Simplement, il s’agit de choisir une définition objective de la perception pour
élaborer une théorie de l’existence qui se prête à la réfutation par le
raisonnement. Dans la théorie de l’existence matérielle que nous avons élaborée
antérieurement, les unités de base choisies étaient les atomes même si nous savons que ces
derniers sont constitués d’énergie, en raison du savoir que nous avons hérité du
physicien Albert Einstein. L’important pour nous était d’avoir des éléments de
base. Pour notre théorie de l’existence sensible, il n’y a pas de science
exacte qui puisse nous informer sur les perceptions de base. Au mieux, nous
pouvons suivre l’usage et poser qu’il existe des perceptions de base, à partir
desquelles se construisent les perceptions animales et les conceptions
mentales, sans fixer de critère pour départager les êtres sensibles qui peuvent
tout aussi bien relever du vivant ou que de la matière inerte.
En
guise d’illustration, revenons au prion. Le prion est-il un être sensible?

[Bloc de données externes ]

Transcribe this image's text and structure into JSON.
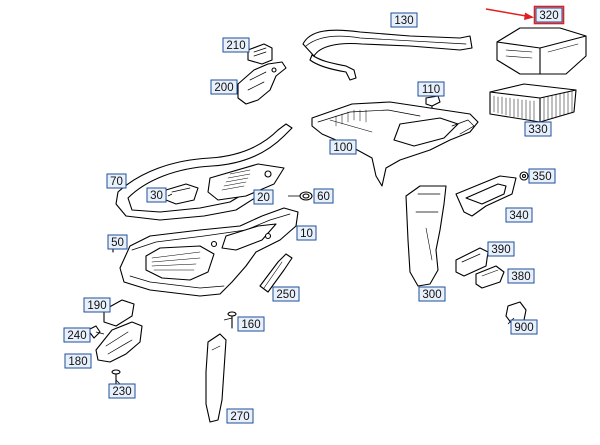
{
  "colors": {
    "label_fill": "#e8f0fb",
    "label_border": "#1f4e9a",
    "highlight_border": "#e02020",
    "highlight_arrow": "#e02020",
    "line": "#000000"
  },
  "highlighted_part": "320",
  "part_labels": [
    {
      "id": "130",
      "text": "130"
    },
    {
      "id": "320",
      "text": "320"
    },
    {
      "id": "210",
      "text": "210"
    },
    {
      "id": "200",
      "text": "200"
    },
    {
      "id": "110",
      "text": "110"
    },
    {
      "id": "330",
      "text": "330"
    },
    {
      "id": "100",
      "text": "100"
    },
    {
      "id": "70",
      "text": "70"
    },
    {
      "id": "30",
      "text": "30"
    },
    {
      "id": "20",
      "text": "20"
    },
    {
      "id": "60",
      "text": "60"
    },
    {
      "id": "350",
      "text": "350"
    },
    {
      "id": "340",
      "text": "340"
    },
    {
      "id": "10",
      "text": "10"
    },
    {
      "id": "50",
      "text": "50"
    },
    {
      "id": "390",
      "text": "390"
    },
    {
      "id": "380",
      "text": "380"
    },
    {
      "id": "250",
      "text": "250"
    },
    {
      "id": "300",
      "text": "300"
    },
    {
      "id": "190",
      "text": "190"
    },
    {
      "id": "160",
      "text": "160"
    },
    {
      "id": "900",
      "text": "900"
    },
    {
      "id": "240",
      "text": "240"
    },
    {
      "id": "180",
      "text": "180"
    },
    {
      "id": "230",
      "text": "230"
    },
    {
      "id": "270",
      "text": "270"
    }
  ]
}
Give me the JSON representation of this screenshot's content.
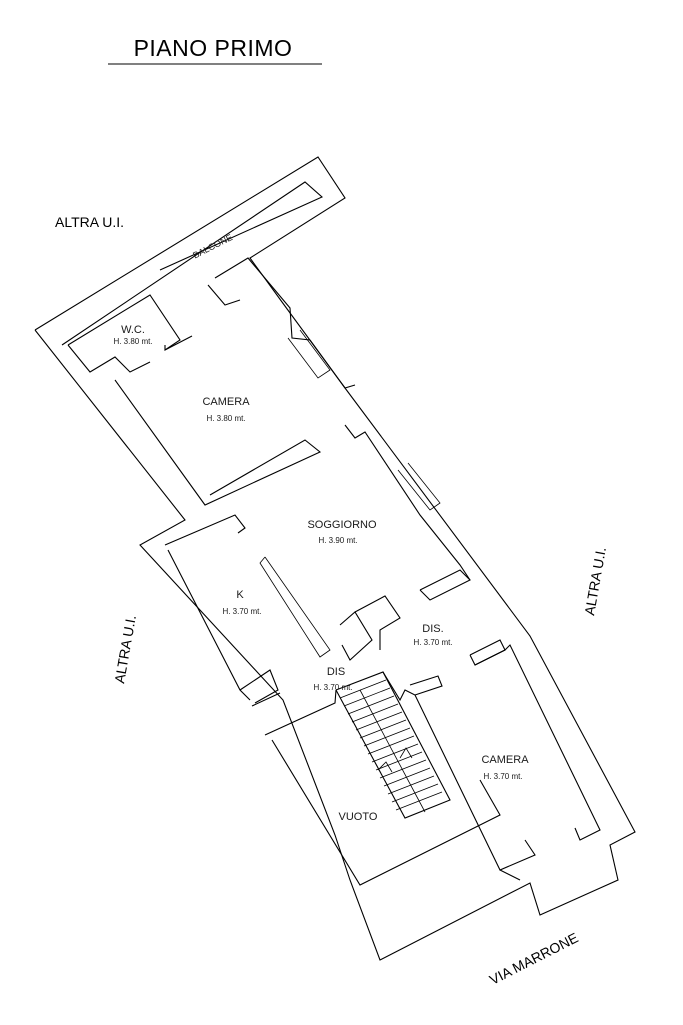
{
  "title": "PIANO PRIMO",
  "exterior": {
    "top_left": "ALTRA U.I.",
    "left": "ALTRA U.I.",
    "right": "ALTRA U.I.",
    "street": "VIA MARRONE"
  },
  "rooms": {
    "balcone": {
      "name": "BALCONE"
    },
    "wc": {
      "name": "W.C.",
      "height": "H. 3.80 mt."
    },
    "camera_top": {
      "name": "CAMERA",
      "height": "H. 3.80 mt."
    },
    "soggiorno": {
      "name": "SOGGIORNO",
      "height": "H. 3.90 mt."
    },
    "k": {
      "name": "K",
      "height": "H. 3.70 mt."
    },
    "dis_right": {
      "name": "DIS.",
      "height": "H. 3.70 mt."
    },
    "dis_center": {
      "name": "DIS",
      "height": "H. 3.70 mt."
    },
    "camera_bottom": {
      "name": "CAMERA",
      "height": "H. 3.70 mt."
    },
    "vuoto": {
      "name": "VUOTO"
    }
  }
}
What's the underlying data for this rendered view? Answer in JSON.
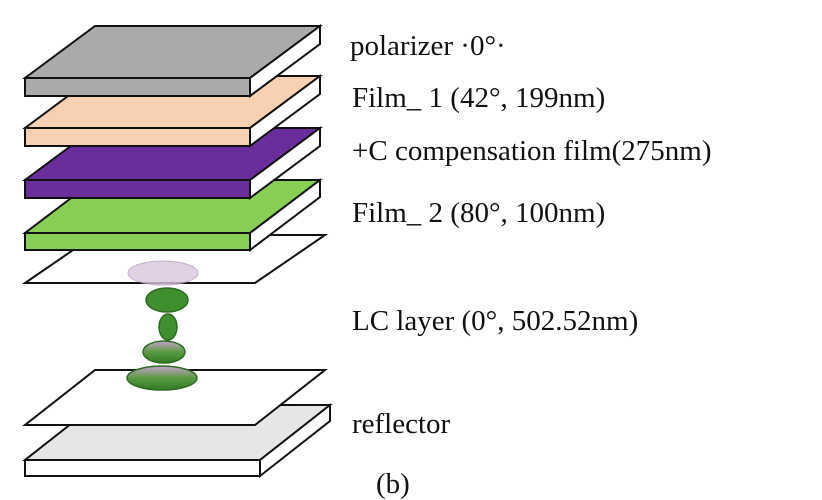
{
  "layers": [
    {
      "name": "polarizer",
      "label": "polarizer ·0°·",
      "color": "#aaaaaa"
    },
    {
      "name": "film-1",
      "label": "Film_ 1 (42°, 199nm)",
      "color": "#f8d0b2"
    },
    {
      "name": "c-compensation-film",
      "label": "+C compensation film(275nm)",
      "color": "#6a2e9c"
    },
    {
      "name": "film-2",
      "label": "Film_ 2 (80°, 100nm)",
      "color": "#88cf55"
    },
    {
      "name": "lc-layer",
      "label": "LC layer (0°, 502.52nm)",
      "color": "#ffffff"
    },
    {
      "name": "reflector",
      "label": "reflector",
      "color": "#e6e6e6"
    }
  ],
  "lc_molecule_color": "#3f8f2f",
  "lc_molecule_tint": "#7c3a8a",
  "partial_caption": "(b)"
}
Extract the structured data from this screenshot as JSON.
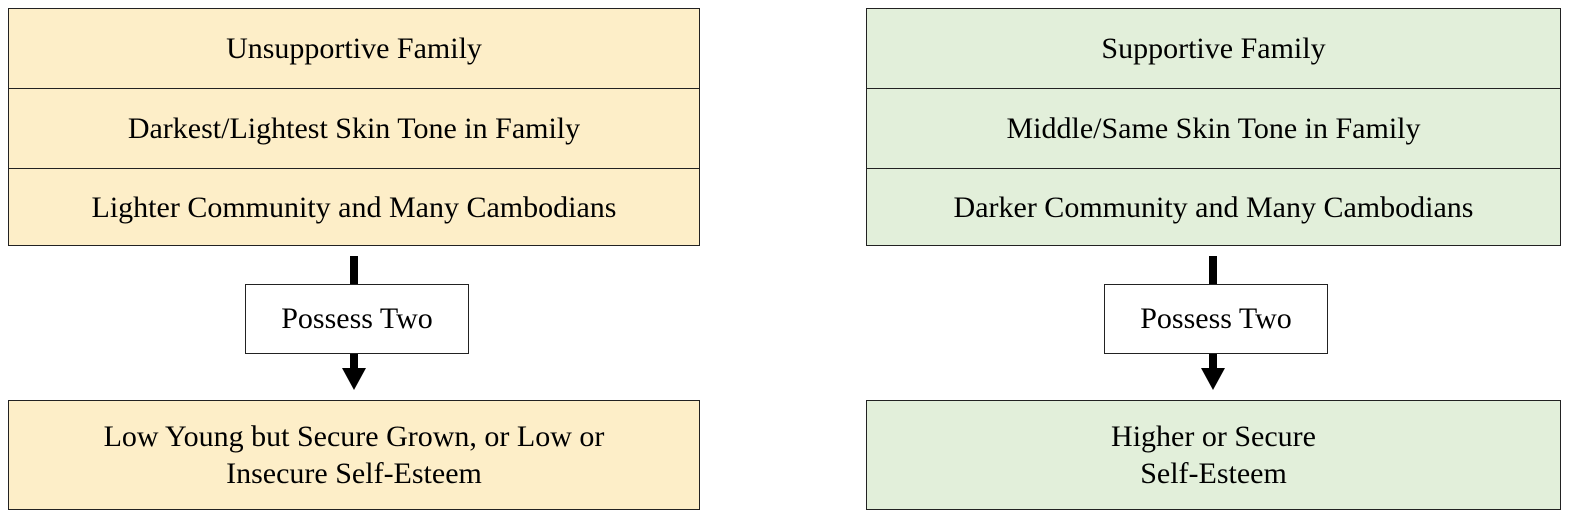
{
  "left": {
    "rows": [
      "Unsupportive Family",
      "Darkest/Lightest Skin Tone in Family",
      "Lighter Community and Many Cambodians"
    ],
    "middle": "Possess Two",
    "outcome_lines": [
      "Low Young but Secure Grown, or Low or",
      "Insecure Self-Esteem"
    ],
    "fill": "#fdeec8"
  },
  "right": {
    "rows": [
      "Supportive Family",
      "Middle/Same Skin Tone in Family",
      "Darker Community and Many Cambodians"
    ],
    "middle": "Possess Two",
    "outcome_lines": [
      "Higher or Secure",
      "Self-Esteem"
    ],
    "fill": "#e2efda"
  }
}
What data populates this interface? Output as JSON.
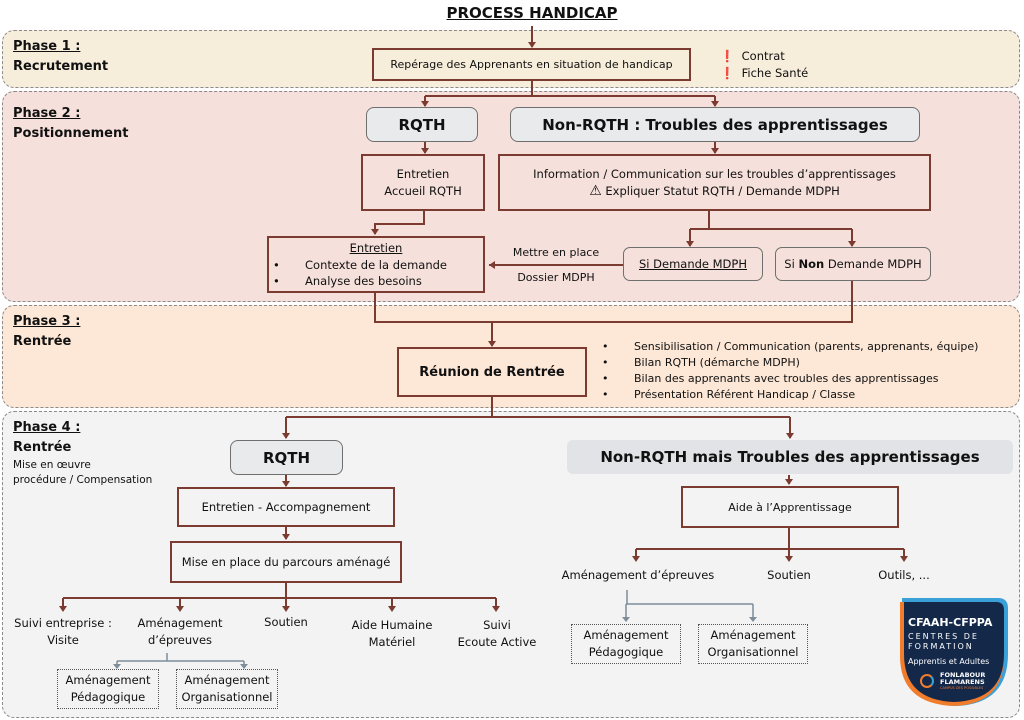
{
  "title": "PROCESS HANDICAP",
  "colors": {
    "connector": "#7b3b30",
    "sub_connector": "#7d8d99",
    "phase1_bg": "#f7eddb",
    "phase2_bg": "#f5e0db",
    "phase3_bg": "#fde7d6",
    "phase4_bg": "#f3f3f3",
    "logo_navy": "#14284a",
    "logo_orange": "#f07c2c",
    "logo_blue": "#3ca0d8"
  },
  "phase1": {
    "label": "Phase 1 :",
    "name": "Recrutement",
    "box": "Repérage des Apprenants en situation de handicap",
    "alerts": [
      {
        "icon": "alert-icon",
        "text": "Contrat"
      },
      {
        "icon": "alert-icon",
        "text": "Fiche Santé"
      }
    ]
  },
  "phase2": {
    "label": "Phase 2 :",
    "name": "Positionnement",
    "rqth": "RQTH",
    "non_rqth": "Non-RQTH : Troubles des apprentissages",
    "entretien_accueil": [
      "Entretien",
      "Accueil RQTH"
    ],
    "info_line1": "Information / Communication sur les troubles d’apprentissages",
    "info_line2": "Expliquer Statut RQTH / Demande MDPH",
    "entretien_title": "Entretien",
    "entretien_items": [
      "Contexte de la demande",
      "Analyse des besoins"
    ],
    "mettre_en_place": "Mettre en place",
    "dossier_mdph": "Dossier MDPH",
    "si_demande": "Si Demande MDPH",
    "si_non_pre": "Si",
    "si_non_bold": "Non",
    "si_non_post": "Demande MDPH"
  },
  "phase3": {
    "label": "Phase 3 :",
    "name": "Rentrée",
    "box": "Réunion de Rentrée",
    "items": [
      "Sensibilisation / Communication (parents, apprenants, équipe)",
      "Bilan RQTH (démarche MDPH)",
      "Bilan des apprenants avec troubles des apprentissages",
      "Présentation Référent Handicap / Classe"
    ]
  },
  "phase4": {
    "label": "Phase 4 :",
    "name": "Rentrée",
    "sub1": "Mise en œuvre",
    "sub2": "procédure / Compensation",
    "rqth": "RQTH",
    "entretien": "Entretien - Accompagnement",
    "parcours": "Mise en place du parcours aménagé",
    "rqth_outputs": [
      [
        "Suivi entreprise :",
        "Visite"
      ],
      [
        "Aménagement",
        "d’épreuves"
      ],
      [
        "Soutien"
      ],
      [
        "Aide Humaine",
        "Matériel"
      ],
      [
        "Suivi",
        "Ecoute Active"
      ]
    ],
    "rqth_sub": [
      [
        "Aménagement",
        "Pédagogique"
      ],
      [
        "Aménagement",
        "Organisationnel"
      ]
    ],
    "non_rqth": "Non-RQTH  mais Troubles des apprentissages",
    "aide": "Aide à l’Apprentissage",
    "non_outputs": [
      "Aménagement d’épreuves",
      "Soutien",
      "Outils, ..."
    ],
    "non_sub": [
      [
        "Aménagement",
        "Pédagogique"
      ],
      [
        "Aménagement",
        "Organisationnel"
      ]
    ]
  },
  "logo": {
    "line1": "CFAAH-CFPPA",
    "line2": "CENTRES DE",
    "line3": "FORMATION",
    "line4": "Apprentis et Adultes",
    "line5": "FONLABOUR",
    "line6": "FLAMARENS",
    "line7": "CAMPUS DES POSSIBLES"
  }
}
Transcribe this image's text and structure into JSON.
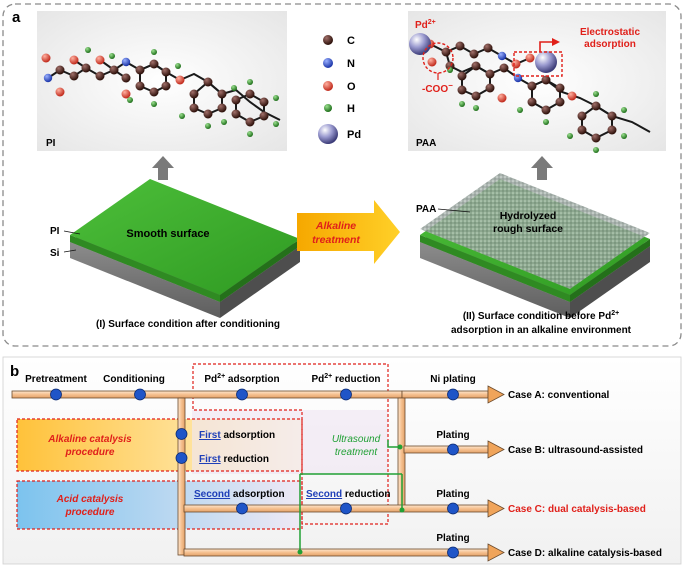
{
  "panel_a": {
    "letter": "a",
    "mol_left_label": "PI",
    "mol_right_label": "PAA",
    "legend": [
      {
        "symbol": "C",
        "color": "#3a1a12"
      },
      {
        "symbol": "N",
        "color": "#2e4fd0"
      },
      {
        "symbol": "O",
        "color": "#e0402a"
      },
      {
        "symbol": "H",
        "color": "#2f8a2a"
      },
      {
        "symbol": "Pd",
        "color": "#6a6aa8"
      }
    ],
    "pd_label": "Pd",
    "pd_sup": "2+",
    "coo_label": "-COO",
    "coo_sup": "−",
    "electrostatic_line1": "Electrostatic",
    "electrostatic_line2": "adsorption",
    "left_layer_top": "PI",
    "left_layer_bottom": "Si",
    "smooth_surface": "Smooth surface",
    "alkaline_line1": "Alkaline",
    "alkaline_line2": "treatment",
    "right_layer_top": "PAA",
    "hydrolyzed_line1": "Hydrolyzed",
    "hydrolyzed_line2": "rough surface",
    "caption_left": "(I) Surface condition after conditioning",
    "caption_right_line1a": "(II) Surface condition before Pd",
    "caption_right_sup": "2+",
    "caption_right_line2": "adsorption in an alkaline environment"
  },
  "panel_b": {
    "letter": "b",
    "pretreatment": "Pretreatment",
    "conditioning": "Conditioning",
    "pd_adsorption_pre": "Pd",
    "pd_adsorption_sup": "2+",
    "pd_adsorption_post": " adsorption",
    "pd_reduction_pre": "Pd",
    "pd_reduction_sup": "2+",
    "pd_reduction_post": " reduction",
    "ni_plating": "Ni plating",
    "plating_b": "Plating",
    "plating_c": "Plating",
    "plating_d": "Plating",
    "alkaline_proc_line1": "Alkaline catalysis",
    "alkaline_proc_line2": "procedure",
    "acid_proc_line1": "Acid catalysis",
    "acid_proc_line2": "procedure",
    "first_word": "First",
    "first_adsorption_rest": " adsorption",
    "first_word2": "First",
    "first_reduction_rest": " reduction",
    "second_word": "Second",
    "second_adsorption_rest": " adsorption",
    "second_word2": "Second",
    "second_reduction_rest": " reduction",
    "ultrasound_line1": "Ultrasound",
    "ultrasound_line2": "treatment",
    "case_a": "Case A: conventional",
    "case_b": "Case B: ultrasound-assisted",
    "case_c": "Case C: dual catalysis-based",
    "case_d": "Case D: alkaline catalysis-based",
    "colors": {
      "pipe": "#f3c79a",
      "pipe_stroke": "#6b4a2c",
      "node": "#1f55c8",
      "red_text": "#e0201a",
      "green": "#21a035",
      "dashed_red": "#e0201a"
    }
  }
}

Avant que nous ne connaissions sa composition chimique, on se rendait compte de
son existence par la déduction : certaines maladies dégénératives du
système nerveux ne pouvaient s’expliquer que par l’existence d’un pathogène de taille
virale ou inférieure se propageant d’un individu à l’autre d’une même espèce
par la voie alimentaire. Il est admis qu’une bactérie est un être vivant,
puisqu’elle est un être unicellulaire et que, par convention, toute cellule est
de l’ordre du vivant. On peut également considérer que les virus sont des êtres
vivants, en vertu du matériel génétique qui leur permet de se répliquer à l’intérieur
de cellules vivantes. Tant les bactéries que les virus possèdent une enveloppe et
des protéines sur leur surface extérieure pour interagir avec leur environnement
— bien que les virus ne l’expriment que pour une partie de leur cycle de
reproduction. Pour cette raison, on peut les considérer sans ambiguïté comme
des êtres sensibles. Mais que dire du pathogène qu’est le prion? On sait
maintenant qu’il résulte d’une malformation d’une certaine protéine de l’animal
mammifère, la protéine PrP, mais qu’il n’a pas en soi de matériel génétique autre
que sa conformation, qui est maladive précisément parce que facilement communicable
à des protéines PrP saines, au détriment de la santé de l’animal. Pourtant, la
conformation se reproduit fidèlement, en certains cas d’une espèce à l’autre
comme pour la maladie de la vache folle, et elle est spécifique à l’espèce de l’animal
affecté au départ. D’une certaine façon, on pourrait dire que le prion est
lui-même son propre matériel génétique et qu’il se reproduit en agissant sur la
protéine saine. D’un autre côté, le prion est bien plus stable que la protéine
PrP dont il est issu et en ce sens c’est la protéine PrP qui est l’être
sensible et le prion, par sa présence, un simple catalyseur de la
transformation de la protéine saine en prion. La différence importe peu pour l’animal
qui en souffre, y compris l’humain qui cherche avant tout la prévention et la guérison.
Pour la suite de la discussion, faisons donc le choix de prendre comme base de la
perception les interactions issues de la coexistence, sans présumer ni exclure
d’animations à attribuer aux êtres en présence. Autrement dit, on dira
indifféremment que l’humain perçoit un animal, que l’œil perçoit une image, que
la cellule perçoit ses voisines, qu’un récepteur cellulaire perçoit une
hormone, sans distinguer la nature vivante ou inerte des êtres en présence.